Zeitoun is an odd book, not beautifully written and not always entirely credible. It was produced with the assistance and approval of the Zeitoun family, and all author proceeds go to the Zeitoun Foundation, which is dedicated to rebuilding New Orleans. David Eggers is a serious good-doer, a writer of enormous energy, determined to make the world better by virtue of the stories he investigates and puts forward. He first read a short version of Abdulrahman Zeitoun's story in a collection titled Voices from the Storm, part of the Voice of Witness series published by McSweeney's, the publishing company Eggers founded and directs.
Zeitoun's account so fascinated Eggers that he met the family and persuaded them to undertake an expanded treatment of their experience. In a print interview, Eggers confessed that he "fell in love with the whole family", which accounts for the queasy-making hagiographic tribute that occupies the first 80 or so pages of the book. The style is cloying. Reading it is like being fed spoonfuls of sweetened condensed milk, but if you just keep swallowing, you'll get some interesting family background, useful information about Islam, and a fair idea of what daily life for a Syrian painting contractor and his family in New Orleans is like.
Once the family is separated and the waters rise, the story takes off, and even the style improves. What happens to Zeitoun in the days after the flood is spellbinding, and gradually you see what Eggers is after – nothing less than an indictment of the entire Bush era, of its whole xenophobic, anti-Islamic, militaristic, and belligerent take on the world beyond our sacred shores.

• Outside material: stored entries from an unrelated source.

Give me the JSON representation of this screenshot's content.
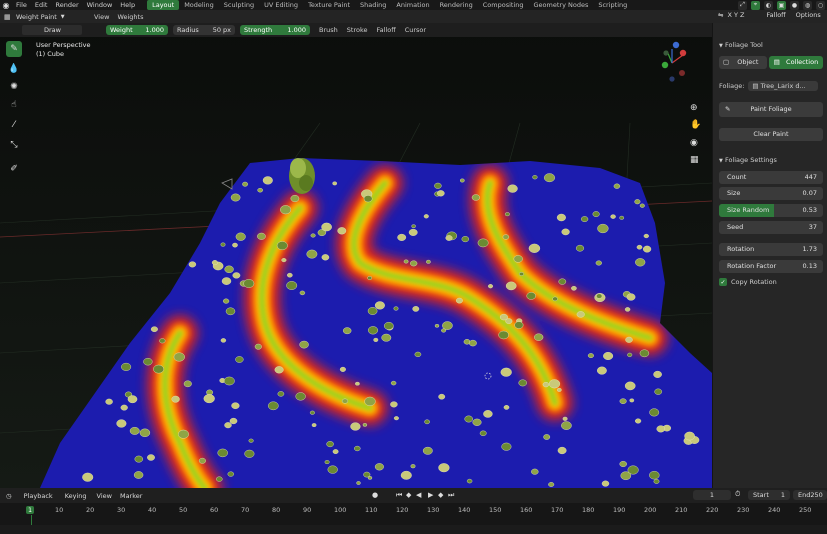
{
  "menu": [
    "File",
    "Edit",
    "Render",
    "Window",
    "Help"
  ],
  "workspaces": [
    {
      "label": "Layout",
      "active": true
    },
    {
      "label": "Modeling",
      "active": false
    },
    {
      "label": "Sculpting",
      "active": false
    },
    {
      "label": "UV Editing",
      "active": false
    },
    {
      "label": "Texture Paint",
      "active": false
    },
    {
      "label": "Shading",
      "active": false
    },
    {
      "label": "Animation",
      "active": false
    },
    {
      "label": "Rendering",
      "active": false
    },
    {
      "label": "Compositing",
      "active": false
    },
    {
      "label": "Geometry Nodes",
      "active": false
    },
    {
      "label": "Scripting",
      "active": false
    }
  ],
  "header": {
    "mode": "Weight Paint",
    "view": "View",
    "weights": "Weights"
  },
  "tool_settings": {
    "tool": "Draw",
    "weight_label": "Weight",
    "weight_value": "1.000",
    "radius_label": "Radius",
    "radius_value": "50 px",
    "strength_label": "Strength",
    "strength_value": "1.000",
    "brush": "Brush",
    "stroke": "Stroke",
    "falloff": "Falloff",
    "cursor": "Cursor"
  },
  "viewport": {
    "perspective": "User Perspective",
    "object": "(1) Cube"
  },
  "right_header": {
    "axes": "X  Y  Z",
    "falloff": "Falloff",
    "options": "Options"
  },
  "foliage_tool": {
    "section": "Foliage Tool",
    "object_btn": "Object",
    "collection_btn": "Collection",
    "foliage_label": "Foliage:",
    "foliage_value": "Tree_Larix d...",
    "paint_btn": "Paint Foliage",
    "clear_btn": "Clear Paint"
  },
  "foliage_settings": {
    "section": "Foliage Settings",
    "count_label": "Count",
    "count_value": "447",
    "size_label": "Size",
    "size_value": "0.07",
    "size_random_label": "Size Random",
    "size_random_value": "0.53",
    "size_random_fraction": 0.53,
    "seed_label": "Seed",
    "seed_value": "37",
    "rotation_label": "Rotation",
    "rotation_value": "1.73",
    "rotation_factor_label": "Rotation Factor",
    "rotation_factor_value": "0.13",
    "copy_rotation_label": "Copy Rotation",
    "copy_rotation_checked": true
  },
  "timeline": {
    "playback": "Playback",
    "keying": "Keying",
    "view": "View",
    "marker": "Marker",
    "current_frame": "1",
    "start_label": "Start",
    "start_value": "1",
    "end_label": "End",
    "end_value": "250",
    "ticks": [
      "1",
      "10",
      "20",
      "30",
      "40",
      "50",
      "60",
      "70",
      "80",
      "90",
      "100",
      "110",
      "120",
      "130",
      "140",
      "150",
      "160",
      "170",
      "180",
      "190",
      "200",
      "210",
      "220",
      "230",
      "240",
      "250"
    ]
  },
  "colors": {
    "accent": "#2f7a3c",
    "mesh_blue": "#1a1aa8",
    "weight_red": "#ff1a00",
    "weight_yellow": "#f5e500"
  }
}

Zeitoun, a devout Muslim who spends the first days after the flood rowing around in his canoe rescuing people in distress and feeding dogs left trapped inside flooded houses, feels he is called by God to do this good work. Of all sad words of tongue or pen, the saddest are these: "God has a plan." As the waters turn toxic and the city empties out, a group of heavily armed men burst through the door and arrest Zeitoun for looting his own house. After that, things get much worse for him, and for his family, who are condemned to getting news from the media, which is spewing exaggerations, falsehoods and paranoid fantasies with the concentrated force of, well, a hurricane. A war-crazy populace is encouraged to believe a drowned city is a war zone. The governor goes on TV to inform the miserable survivors who may consider looting that she has called in more National Guardsmen, and that "they have M16s and are locked and loaded. These troops know how to shoot and kill and I expect they will."

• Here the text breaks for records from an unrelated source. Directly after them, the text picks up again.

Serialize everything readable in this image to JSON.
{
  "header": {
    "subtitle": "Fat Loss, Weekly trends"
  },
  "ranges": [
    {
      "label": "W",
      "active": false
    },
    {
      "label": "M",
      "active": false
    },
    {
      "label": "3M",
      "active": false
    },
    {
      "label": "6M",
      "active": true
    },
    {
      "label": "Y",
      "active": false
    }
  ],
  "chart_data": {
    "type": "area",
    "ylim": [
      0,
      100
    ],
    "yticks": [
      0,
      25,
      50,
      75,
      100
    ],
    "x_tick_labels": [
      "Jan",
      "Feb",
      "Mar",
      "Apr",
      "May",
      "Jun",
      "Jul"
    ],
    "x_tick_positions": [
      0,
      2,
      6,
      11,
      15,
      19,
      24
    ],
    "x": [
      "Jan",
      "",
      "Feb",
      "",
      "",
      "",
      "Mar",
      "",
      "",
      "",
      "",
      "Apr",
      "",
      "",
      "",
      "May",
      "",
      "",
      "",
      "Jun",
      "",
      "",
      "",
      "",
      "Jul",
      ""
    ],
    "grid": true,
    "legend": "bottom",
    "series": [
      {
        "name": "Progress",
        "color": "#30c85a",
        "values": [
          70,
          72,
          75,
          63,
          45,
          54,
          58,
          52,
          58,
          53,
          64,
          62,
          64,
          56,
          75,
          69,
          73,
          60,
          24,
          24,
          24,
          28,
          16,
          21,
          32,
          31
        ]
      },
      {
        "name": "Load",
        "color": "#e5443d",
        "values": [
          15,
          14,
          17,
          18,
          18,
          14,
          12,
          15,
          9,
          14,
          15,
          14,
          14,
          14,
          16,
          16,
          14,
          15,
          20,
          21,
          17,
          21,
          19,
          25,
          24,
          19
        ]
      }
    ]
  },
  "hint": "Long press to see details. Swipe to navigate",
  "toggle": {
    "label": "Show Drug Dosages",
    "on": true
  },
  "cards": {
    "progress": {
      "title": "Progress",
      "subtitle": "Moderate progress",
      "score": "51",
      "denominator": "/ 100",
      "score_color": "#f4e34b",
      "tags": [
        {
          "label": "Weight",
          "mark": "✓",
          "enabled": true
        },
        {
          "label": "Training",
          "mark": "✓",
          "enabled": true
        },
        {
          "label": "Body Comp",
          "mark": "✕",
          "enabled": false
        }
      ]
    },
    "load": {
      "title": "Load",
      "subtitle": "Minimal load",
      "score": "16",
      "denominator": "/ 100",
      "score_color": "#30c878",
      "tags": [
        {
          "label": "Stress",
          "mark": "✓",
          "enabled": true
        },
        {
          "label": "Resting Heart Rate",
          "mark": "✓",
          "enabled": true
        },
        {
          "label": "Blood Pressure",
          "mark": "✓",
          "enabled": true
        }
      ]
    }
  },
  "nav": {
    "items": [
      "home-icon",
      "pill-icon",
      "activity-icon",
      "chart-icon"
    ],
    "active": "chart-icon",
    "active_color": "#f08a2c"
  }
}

In a Salon interview, Eggers described the descent of the armed upon a suffering population as "a legacy of the war on terror, this mentality that an overwhelming military response was the solution to a humanitarian crisis". At one point, poor Kathy desperately searches the internet to find out how many gun-toting law enforcement officials have been turned loose in a city in which perhaps 30,000 people are left, struggling to survive. The figure Kathy comes up with is 28,000.
I thought her figure might be a little high, so I did a bit of internet research myself. Between 29 August and 10 September, the number of National Guard troops sent to manage the chaos in New Orleans went from 7,841 to 46,838. This doesn't include the scores of privately hired Blackwater mercenaries, as well as an Israeli commando group called Instinctive Shooting International. It wasn't a rescue operation the government was running; it was an invasion.
As for Zeitoun, he roasts for awhile in a Guantanamo-style cage behind the bus station, where the guards inform him that he is al-Qaida. When he is finally returned to his family he has lost 20 pounds and looks to his wife like "a sad old man". He's still convinced God had something to do with it. "It was a test," Zeitoun thinks. "Who among us could deny that we were tested?"
He's right about that. Hurricane Katrina was a test. But it wasn't sent by God to test the devotion of a Syrian painting contractor in New Orleans. It was a test of the ability of a nation to protect its people, and that nation failed the test, big time. Abdulrahman Zeitoun's grim saga is a testament to this disturbing and depressing fact.